Das Erstgericht hat zutreffend ausgeführt, dass die GBV 2004 nicht in die zweite Besitzstandstufe der BV 2002 eingegriffen hat. Bei der BV 2002 handelt es sich um ein so genanntes „Bausteinsystem“, bei dem gemäß § 7 Abs. 1 der BV 2002 die Jahresbausteine festgelegt werden, die sodann aufaddiert werden. Die Systematik der Versorgungszusage sieht keine Dynamisierung der bereits erdienten Bausteine vor. Die in der Besitzstandsregelung des Nachtrages 1 der GBV 2004 vorgenommene Festschreibung des Besitzstandes der BV 2002 auf den Stand 31.12.2003 hat nicht zu einem Eingriff in eine von der weiteren Dienstzeit unabhängige, gehaltsabhängige erdiente Dynamik geführt. Das Erstgericht hat zutreffend ausgeführt, dass in der BV 2002 und der dort vorgesehenen Systematik keine Dynamisierung bereits erdienter endgehaltsabhängiger Anwartschaften enthalten ist.
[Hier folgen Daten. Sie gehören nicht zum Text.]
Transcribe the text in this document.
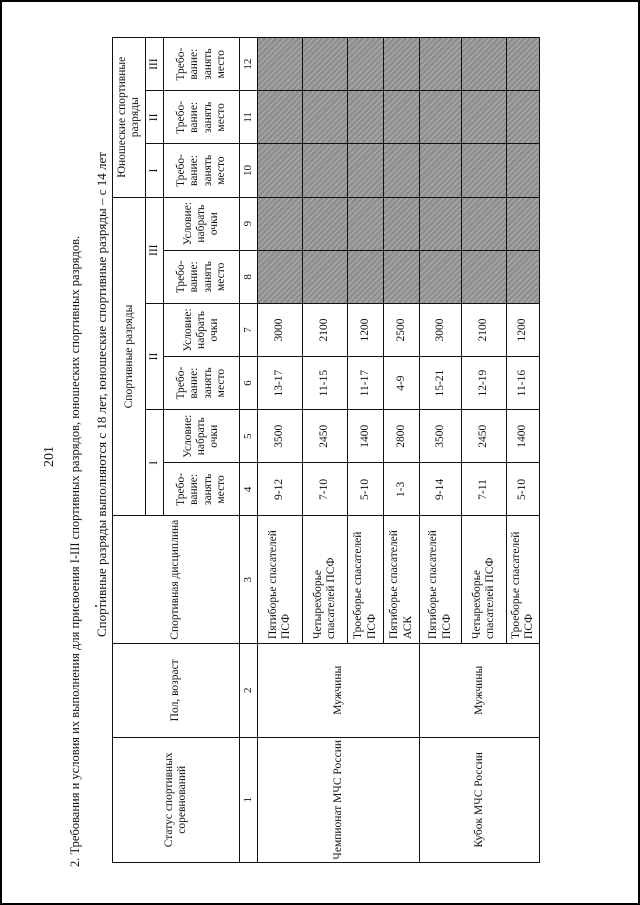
201 2. Требования и условия их выполнения для присвоения I-III спортивных разрядов, юношеских спортивных разрядов. Спортивные разряды выполняются с 18 лет, юношеские спортивные разряды – с 14 лет
Статус спортивных соревнований	Пол, возраст	Спортивная дисциплина	Спортивные разряды						Юношеские спортивные разряды		
			I		II		III		I	II	III
			Требо-вание: занять место	Условие: набрать очки	Требо-вание: занять место	Условие: набрать очки	Требо-вание: занять место	Условие: набрать очки	Требо-вание: занять место	Требо-вание: занять место	Требо-вание: занять место
1	2	3	4	5	6	7	8	9	10	11	12
Чемпионат МЧС России	Мужчины	Пятиборье спасателей ПСФ	9-12	3500	13-17	3000					
		Четырехборье спасателей ПСФ	7-10	2450	11-15	2100					
		Троеборье спасателей ПСФ	5-10	1400	11-17	1200					
		Пятиборье спасателей АСК	1-3	2800	4-9	2500					
Кубок МЧС России	Мужчины	Пятиборье спасателей ПСФ	9-14	3500	15-21	3000					
		Четырехборье спасателей ПСФ	7-11	2450	12-19	2100					
		Троеборье спасателей ПСФ	5-10	1400	11-16	1200					
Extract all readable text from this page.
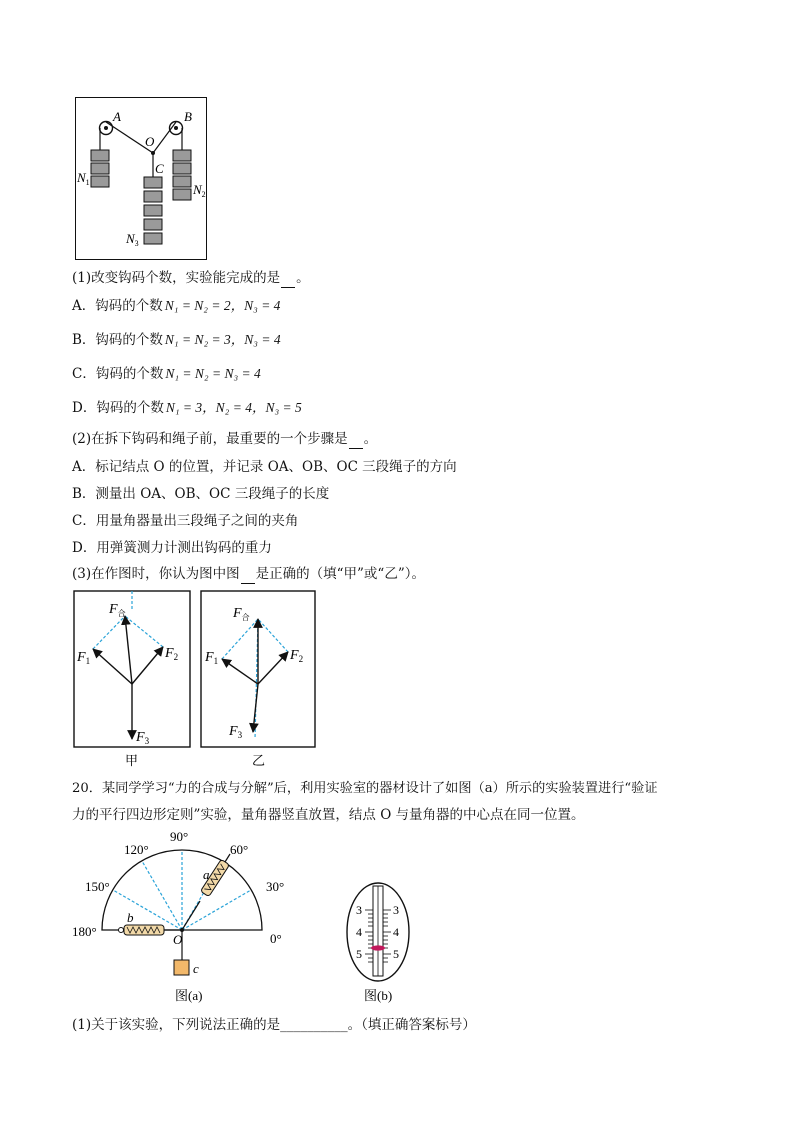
A	B
O
C
$N_1$	$N_2$
$N_3$
(1)改变钩码个数，实验能完成的是 。
A．钩码的个数 N₁ = N₂ = 2，N₃ = 4
B．钩码的个数 N₁ = N₂ = 3，N₃ = 4
C．钩码的个数 N₁ = N₂ = N₃ = 4
D．钩码的个数 N₁ = 3，N₂ = 4，N₃ = 5
(2)在拆下钩码和绳子前，最重要的一个步骤是 。
A．标记结点 O 的位置，并记录 OA、OB、OC 三段绳子的方向
B．测量出 OA、OB、OC 三段绳子的长度
C．用量角器量出三段绳子之间的夹角
D．用弹簧测力计测出钩码的重力
(3)在作图时，你认为图中图 是正确的（填“甲”或“乙”）。
$F_合$
$F_1$	$F_2$
$F_3$
甲
$F_合$
$F_1$	$F_2$
$F_3$
乙
20．某同学学习“力的合成与分解”后，利用实验室的器材设计了如图（a）所示的实验装置进行“验证
力的平行四边形定则”实验，量角器竖直放置，结点 O 与量角器的中心点在同一位置。
90°
120°	60°
150°	30°
180°	0°
a
b
c
O
图(a)
3
4
5
3
4
5
图(b)
(1)关于该实验，下列说法正确的是__________。（填正确答案标号）
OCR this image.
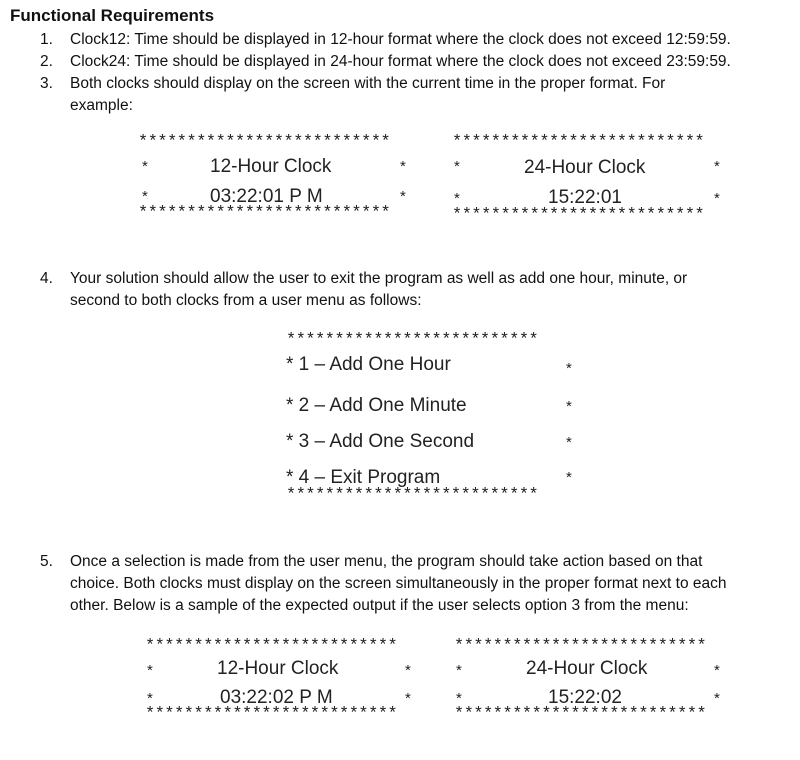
Functional Requirements
1. Clock12: Time should be displayed in 12-hour format where the clock does not exceed 12:59:59.
2. Clock24: Time should be displayed in 24-hour format where the clock does not exceed 23:59:59.
3. Both clocks should display on the screen with the current time in the proper format. For
example:
**************************
*	12-Hour Clock	*
*	03:22:01 P M	*
**************************
**************************
*	24-Hour Clock	*
*	15:22:01	*
**************************
4. Your solution should allow the user to exit the program as well as add one hour, minute, or
second to both clocks from a user menu as follows:
**************************
* 1 – Add One Hour	*
* 2 – Add One Minute	*
* 3 – Add One Second	*
* 4 – Exit Program	*
**************************
5. Once a selection is made from the user menu, the program should take action based on that
choice. Both clocks must display on the screen simultaneously in the proper format next to each
other. Below is a sample of the expected output if the user selects option 3 from the menu:
**************************
*	12-Hour Clock	*
*	03:22:02 P M	*
**************************
**************************
*	24-Hour Clock	*
*	15:22:02	*
**************************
Zutreffend ist auch die Auffassung der Beklagten, dass es für die Frage der Tiefe des Eingriffs nicht darauf ankommt, dass zunächst die VO A… und dann die BV 2002 abgelöst wurden. Maßstab für den Eingriff ist die jeweils abgelöste Versorgungszusage und nicht eine vorhergehende. Grenze mag hier treuwidriges Verhalten der Beklagten sein. Ein solches ist jedoch im streitgegenständlichen Fall nicht ersichtlich oder vorgetragen.
Die Entscheidung des Erstgerichts erweist sich damit als richtig. Die Berufung der Klägerin war daher zurückzuweisen.
III.
Die Klägerin hat die Kosten ihres erfolglosen Rechtsmittels zu tragen (§ 97 Abs. 1 ZPO).
In Bezug auf die in diesem Verfahren mehrfach vorliegende Ablösung und der zu erfolgenden Gesamtbetrachtung der einzelnen Rentenansprüche der Klägerin wird dem vorliegenden Rechtsstreit grundsätzliche Bedeutung beigemessen (§ 72 Abs. 2 Ziff. 1 ArbGG).